The launch lands inside a fast-moving Chinese agentic-commerce market. Tencent’s ClawPro enterprise agent launch positioned ClawPro at enterprise customers; ByteDance’s Doubao has integrated similar capabilities into WeChat-adjacent surfaces.
Alibaba has been the most vocal of the three about consumer-side agentic flows, and the Qwen-Taobao integration is its largest move so far.
Earlier in 2026, Qwen reached 300 million monthly active users across Taobao, Tmall, Alipay and other consumer surfaces, with about 140 million first-time AI shopping experiences logged during the Chinese New Year campaign.
There are competitive and regulatory caveats. Alibaba’s e-commerce business has been losing share to PDD Holdings (parent of Pinduoduo and Temu) and to Douyin’s commerce surfaces, which is part of why the company is willing to gamble on a UI shift this large.
The push into AI-as-checkout-layer also depends on Beijing not deciding to regulate it differently from existing e-commerce regimes, a risk that the more guarded relationship Alibaba has had with Beijing since the 2021 antitrust fine is meant to remind investors of.
The 2021 fine has not been forgotten, and Alibaba has been more cautious than its peers about where it puts the AI agent, what data it stores, and how it handles user consent.

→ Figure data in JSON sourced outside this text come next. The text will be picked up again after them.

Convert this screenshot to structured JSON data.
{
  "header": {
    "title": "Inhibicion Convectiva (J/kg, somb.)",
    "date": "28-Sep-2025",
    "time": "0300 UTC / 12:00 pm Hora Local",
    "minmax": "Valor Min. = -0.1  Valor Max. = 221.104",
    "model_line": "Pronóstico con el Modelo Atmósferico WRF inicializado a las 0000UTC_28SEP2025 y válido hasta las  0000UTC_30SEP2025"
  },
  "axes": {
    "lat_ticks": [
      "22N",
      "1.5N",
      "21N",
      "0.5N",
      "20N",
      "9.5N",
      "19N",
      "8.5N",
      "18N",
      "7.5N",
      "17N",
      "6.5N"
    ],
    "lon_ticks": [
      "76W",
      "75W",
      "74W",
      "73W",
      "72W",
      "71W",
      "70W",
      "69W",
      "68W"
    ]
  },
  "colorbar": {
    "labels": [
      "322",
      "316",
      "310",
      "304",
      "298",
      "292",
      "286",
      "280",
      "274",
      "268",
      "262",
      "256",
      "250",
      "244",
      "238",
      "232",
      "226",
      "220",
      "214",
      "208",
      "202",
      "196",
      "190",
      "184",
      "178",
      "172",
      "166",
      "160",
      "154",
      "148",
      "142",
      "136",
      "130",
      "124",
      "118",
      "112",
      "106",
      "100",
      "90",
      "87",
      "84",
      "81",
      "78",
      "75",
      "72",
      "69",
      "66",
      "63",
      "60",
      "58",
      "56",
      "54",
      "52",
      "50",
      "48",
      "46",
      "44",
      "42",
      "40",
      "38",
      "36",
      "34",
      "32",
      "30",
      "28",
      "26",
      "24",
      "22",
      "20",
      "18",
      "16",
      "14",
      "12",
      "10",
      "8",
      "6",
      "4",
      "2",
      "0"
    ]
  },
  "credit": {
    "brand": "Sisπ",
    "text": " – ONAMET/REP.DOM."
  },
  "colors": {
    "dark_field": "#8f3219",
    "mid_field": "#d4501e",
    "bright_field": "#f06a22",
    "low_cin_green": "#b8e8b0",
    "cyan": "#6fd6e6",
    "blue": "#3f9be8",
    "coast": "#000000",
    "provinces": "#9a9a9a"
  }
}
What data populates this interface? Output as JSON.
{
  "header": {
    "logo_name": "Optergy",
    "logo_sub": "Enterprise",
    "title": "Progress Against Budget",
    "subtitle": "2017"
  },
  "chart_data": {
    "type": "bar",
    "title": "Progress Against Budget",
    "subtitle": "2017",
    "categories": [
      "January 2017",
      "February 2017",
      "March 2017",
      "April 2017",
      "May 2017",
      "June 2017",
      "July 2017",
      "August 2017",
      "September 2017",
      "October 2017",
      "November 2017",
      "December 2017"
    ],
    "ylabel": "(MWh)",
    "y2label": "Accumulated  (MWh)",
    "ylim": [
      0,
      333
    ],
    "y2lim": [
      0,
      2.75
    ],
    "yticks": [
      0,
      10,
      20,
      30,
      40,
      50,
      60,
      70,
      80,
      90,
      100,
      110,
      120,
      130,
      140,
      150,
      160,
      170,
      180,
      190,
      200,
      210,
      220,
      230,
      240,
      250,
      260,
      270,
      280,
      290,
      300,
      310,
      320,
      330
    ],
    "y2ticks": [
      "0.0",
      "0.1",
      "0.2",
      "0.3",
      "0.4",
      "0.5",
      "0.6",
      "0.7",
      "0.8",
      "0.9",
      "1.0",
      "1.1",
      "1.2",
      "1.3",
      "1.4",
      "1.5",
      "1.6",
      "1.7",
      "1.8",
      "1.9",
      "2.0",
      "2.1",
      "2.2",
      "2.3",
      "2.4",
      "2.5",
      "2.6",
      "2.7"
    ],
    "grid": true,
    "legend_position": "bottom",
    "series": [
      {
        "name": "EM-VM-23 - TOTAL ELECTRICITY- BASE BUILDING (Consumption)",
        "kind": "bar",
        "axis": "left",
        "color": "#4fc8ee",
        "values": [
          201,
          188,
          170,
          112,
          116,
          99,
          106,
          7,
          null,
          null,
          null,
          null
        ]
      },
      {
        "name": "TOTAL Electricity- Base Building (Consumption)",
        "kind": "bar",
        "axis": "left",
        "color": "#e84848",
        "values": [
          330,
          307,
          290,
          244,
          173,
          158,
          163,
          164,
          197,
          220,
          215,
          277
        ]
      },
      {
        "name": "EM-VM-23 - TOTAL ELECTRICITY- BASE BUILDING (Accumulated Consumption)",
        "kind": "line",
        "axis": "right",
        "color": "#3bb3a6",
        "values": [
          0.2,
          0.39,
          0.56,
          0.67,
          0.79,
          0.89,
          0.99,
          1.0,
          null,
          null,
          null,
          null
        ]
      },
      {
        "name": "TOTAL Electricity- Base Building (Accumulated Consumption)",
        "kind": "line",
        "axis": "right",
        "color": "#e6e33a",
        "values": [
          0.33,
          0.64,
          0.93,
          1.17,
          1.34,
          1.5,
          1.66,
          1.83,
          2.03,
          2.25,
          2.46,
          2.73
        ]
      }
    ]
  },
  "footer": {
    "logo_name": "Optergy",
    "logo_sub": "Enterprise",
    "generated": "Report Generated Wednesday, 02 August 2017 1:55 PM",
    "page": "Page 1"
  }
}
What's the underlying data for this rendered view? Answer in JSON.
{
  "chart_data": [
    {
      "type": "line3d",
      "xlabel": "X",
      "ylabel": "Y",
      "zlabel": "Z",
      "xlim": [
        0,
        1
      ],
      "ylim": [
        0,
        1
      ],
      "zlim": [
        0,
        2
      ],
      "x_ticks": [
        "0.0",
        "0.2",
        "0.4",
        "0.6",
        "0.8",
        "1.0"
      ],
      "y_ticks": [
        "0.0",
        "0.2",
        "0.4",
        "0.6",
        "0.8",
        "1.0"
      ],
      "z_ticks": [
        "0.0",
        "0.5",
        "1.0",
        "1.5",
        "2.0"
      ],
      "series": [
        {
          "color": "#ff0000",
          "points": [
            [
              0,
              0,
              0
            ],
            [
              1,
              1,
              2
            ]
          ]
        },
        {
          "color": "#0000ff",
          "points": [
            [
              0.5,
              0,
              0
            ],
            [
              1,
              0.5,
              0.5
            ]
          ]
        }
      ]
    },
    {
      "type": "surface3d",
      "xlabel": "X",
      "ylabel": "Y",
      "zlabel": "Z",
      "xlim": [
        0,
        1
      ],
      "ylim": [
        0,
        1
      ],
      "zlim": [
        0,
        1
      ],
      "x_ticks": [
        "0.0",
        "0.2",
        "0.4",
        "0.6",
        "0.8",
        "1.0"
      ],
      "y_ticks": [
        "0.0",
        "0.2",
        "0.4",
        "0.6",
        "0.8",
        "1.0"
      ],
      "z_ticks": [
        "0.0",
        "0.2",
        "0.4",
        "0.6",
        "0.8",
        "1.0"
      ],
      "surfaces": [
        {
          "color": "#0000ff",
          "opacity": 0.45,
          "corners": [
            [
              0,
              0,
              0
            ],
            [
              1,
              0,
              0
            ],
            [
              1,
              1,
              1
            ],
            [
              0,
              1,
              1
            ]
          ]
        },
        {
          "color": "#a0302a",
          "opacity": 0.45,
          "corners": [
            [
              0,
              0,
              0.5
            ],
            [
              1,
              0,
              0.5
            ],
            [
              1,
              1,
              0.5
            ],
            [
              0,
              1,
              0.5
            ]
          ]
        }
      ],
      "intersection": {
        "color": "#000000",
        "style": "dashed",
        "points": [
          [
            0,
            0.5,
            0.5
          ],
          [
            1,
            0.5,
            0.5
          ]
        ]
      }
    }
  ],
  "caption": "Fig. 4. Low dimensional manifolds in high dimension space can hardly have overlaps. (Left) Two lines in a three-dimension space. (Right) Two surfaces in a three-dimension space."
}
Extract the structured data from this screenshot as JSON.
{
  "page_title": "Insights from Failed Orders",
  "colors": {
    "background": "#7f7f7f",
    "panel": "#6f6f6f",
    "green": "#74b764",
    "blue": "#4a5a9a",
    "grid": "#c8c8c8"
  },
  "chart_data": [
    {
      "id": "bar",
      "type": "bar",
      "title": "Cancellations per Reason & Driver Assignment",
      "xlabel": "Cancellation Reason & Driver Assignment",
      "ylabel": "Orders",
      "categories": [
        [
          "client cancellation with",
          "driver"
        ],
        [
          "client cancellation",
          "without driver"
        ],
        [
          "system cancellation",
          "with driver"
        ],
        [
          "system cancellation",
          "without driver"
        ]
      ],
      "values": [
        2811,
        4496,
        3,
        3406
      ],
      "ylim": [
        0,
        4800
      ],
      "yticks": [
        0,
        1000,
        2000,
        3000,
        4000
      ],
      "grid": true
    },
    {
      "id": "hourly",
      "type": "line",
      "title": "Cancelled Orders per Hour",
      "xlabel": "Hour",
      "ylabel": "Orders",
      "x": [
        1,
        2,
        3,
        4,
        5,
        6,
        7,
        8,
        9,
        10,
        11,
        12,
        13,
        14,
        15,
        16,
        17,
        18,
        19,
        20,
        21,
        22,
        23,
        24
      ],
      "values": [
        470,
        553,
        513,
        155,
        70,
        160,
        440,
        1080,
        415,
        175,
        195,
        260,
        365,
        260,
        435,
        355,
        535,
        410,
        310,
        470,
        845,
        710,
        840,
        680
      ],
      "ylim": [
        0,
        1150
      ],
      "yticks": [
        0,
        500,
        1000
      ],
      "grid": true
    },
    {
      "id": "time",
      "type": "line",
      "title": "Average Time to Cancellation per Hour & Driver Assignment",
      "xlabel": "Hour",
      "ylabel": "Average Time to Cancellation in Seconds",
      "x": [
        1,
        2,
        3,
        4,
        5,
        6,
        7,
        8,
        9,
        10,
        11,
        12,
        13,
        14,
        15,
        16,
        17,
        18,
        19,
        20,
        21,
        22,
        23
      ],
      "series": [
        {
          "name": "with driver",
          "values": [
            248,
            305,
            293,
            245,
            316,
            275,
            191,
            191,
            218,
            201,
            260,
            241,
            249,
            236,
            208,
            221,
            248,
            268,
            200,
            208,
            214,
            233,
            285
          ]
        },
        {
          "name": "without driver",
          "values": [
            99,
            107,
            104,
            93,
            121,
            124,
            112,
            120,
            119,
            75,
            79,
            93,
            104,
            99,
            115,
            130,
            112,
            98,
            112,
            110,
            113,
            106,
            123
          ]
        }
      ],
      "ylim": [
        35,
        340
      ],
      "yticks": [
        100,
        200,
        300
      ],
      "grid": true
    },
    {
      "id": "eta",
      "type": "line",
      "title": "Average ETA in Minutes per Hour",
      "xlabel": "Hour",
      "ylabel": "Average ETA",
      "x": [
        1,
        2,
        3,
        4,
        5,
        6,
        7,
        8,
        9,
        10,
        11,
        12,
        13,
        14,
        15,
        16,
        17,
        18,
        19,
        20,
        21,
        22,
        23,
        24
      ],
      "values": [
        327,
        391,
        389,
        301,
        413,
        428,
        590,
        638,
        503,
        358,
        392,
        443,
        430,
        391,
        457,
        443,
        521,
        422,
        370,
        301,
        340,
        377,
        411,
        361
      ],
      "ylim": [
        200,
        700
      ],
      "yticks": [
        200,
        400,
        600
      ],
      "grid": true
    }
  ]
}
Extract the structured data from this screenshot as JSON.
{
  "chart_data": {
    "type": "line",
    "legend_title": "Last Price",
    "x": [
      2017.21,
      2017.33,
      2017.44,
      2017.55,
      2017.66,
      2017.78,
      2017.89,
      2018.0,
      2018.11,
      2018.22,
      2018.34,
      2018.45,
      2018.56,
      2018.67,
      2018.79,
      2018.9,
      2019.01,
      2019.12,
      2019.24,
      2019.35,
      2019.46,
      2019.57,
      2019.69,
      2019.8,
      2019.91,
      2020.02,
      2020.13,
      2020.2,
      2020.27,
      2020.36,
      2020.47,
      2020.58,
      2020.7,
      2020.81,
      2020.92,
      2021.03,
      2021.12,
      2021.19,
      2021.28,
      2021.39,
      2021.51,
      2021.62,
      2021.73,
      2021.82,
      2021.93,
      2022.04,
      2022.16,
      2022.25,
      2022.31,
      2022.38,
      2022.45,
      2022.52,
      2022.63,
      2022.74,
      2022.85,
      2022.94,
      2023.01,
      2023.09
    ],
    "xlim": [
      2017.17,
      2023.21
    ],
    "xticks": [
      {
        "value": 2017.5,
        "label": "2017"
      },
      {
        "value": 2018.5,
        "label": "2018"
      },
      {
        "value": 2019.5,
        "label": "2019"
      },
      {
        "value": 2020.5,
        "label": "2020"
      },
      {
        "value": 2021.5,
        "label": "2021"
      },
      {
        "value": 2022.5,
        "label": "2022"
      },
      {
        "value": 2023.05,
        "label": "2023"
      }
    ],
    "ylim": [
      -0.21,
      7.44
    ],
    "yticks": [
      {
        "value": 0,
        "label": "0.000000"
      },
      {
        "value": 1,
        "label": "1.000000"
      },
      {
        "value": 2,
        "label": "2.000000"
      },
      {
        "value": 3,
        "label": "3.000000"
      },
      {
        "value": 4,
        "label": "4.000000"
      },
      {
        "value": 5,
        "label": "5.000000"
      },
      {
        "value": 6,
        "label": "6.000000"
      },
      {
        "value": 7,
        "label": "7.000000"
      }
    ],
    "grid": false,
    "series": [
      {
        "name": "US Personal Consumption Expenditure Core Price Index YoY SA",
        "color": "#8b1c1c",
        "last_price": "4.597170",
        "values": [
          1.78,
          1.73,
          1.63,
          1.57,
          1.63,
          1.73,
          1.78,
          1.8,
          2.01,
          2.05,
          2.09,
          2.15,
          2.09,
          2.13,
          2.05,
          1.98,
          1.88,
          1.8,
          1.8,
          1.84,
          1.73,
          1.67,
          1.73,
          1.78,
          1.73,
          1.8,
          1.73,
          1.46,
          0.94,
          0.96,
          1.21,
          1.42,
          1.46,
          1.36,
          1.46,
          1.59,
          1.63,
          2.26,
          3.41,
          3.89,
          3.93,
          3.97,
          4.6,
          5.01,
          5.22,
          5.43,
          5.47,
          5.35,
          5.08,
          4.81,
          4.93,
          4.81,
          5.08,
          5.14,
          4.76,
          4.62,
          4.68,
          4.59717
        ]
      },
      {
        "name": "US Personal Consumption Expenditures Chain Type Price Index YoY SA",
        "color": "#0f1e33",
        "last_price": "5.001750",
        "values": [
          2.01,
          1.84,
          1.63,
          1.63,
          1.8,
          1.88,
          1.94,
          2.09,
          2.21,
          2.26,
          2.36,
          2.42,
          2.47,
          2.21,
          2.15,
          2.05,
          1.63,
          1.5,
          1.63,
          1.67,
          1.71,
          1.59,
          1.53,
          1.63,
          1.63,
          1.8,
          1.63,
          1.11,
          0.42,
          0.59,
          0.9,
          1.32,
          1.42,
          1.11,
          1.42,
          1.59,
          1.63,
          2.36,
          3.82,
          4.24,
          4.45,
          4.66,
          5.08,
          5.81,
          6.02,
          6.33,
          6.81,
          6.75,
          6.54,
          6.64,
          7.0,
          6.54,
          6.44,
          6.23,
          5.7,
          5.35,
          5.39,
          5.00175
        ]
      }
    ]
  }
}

Strategically, the integration also fits Alibaba’s broader split-out strategy of recent years. Alibaba has been reorganising its consumer-internet, cloud, and logistics arms into separately governed units; the Qwen-Taobao tie reverses that direction, pulling cloud-side AI capability into a consumer surface to defend the marketplace business.
The implicit bet is that AI-native commerce is a sufficient step change that owning both halves matters more than the structural separation that has otherwise been progressing.
There are gaps that the launch does not address. Cross-border commerce, where Alibaba’s growth ambitions sit, is harder; Qwen’s integration with overseas Alibaba surfaces has been considerably more cautious.
Western retailers and platforms watching this launch will want to know whether the agentic checkout works for casual buyers as well as the enthusiast users who tend to test new commerce surfaces first.
Conversion data, average order value, and return rates are the metrics that will determine whether this becomes more than a flagship demo. The company has not committed to disclosing those metrics.
For now, the proposition is clear and the scale unmatched. China’s largest e-commerce platform is asking its users to talk to an AI rather than tap through a product grid.
Whether that becomes the default flow or shoppers prefer the muscle memory of the familiar app will be visible in the second-half retail-festival numbers.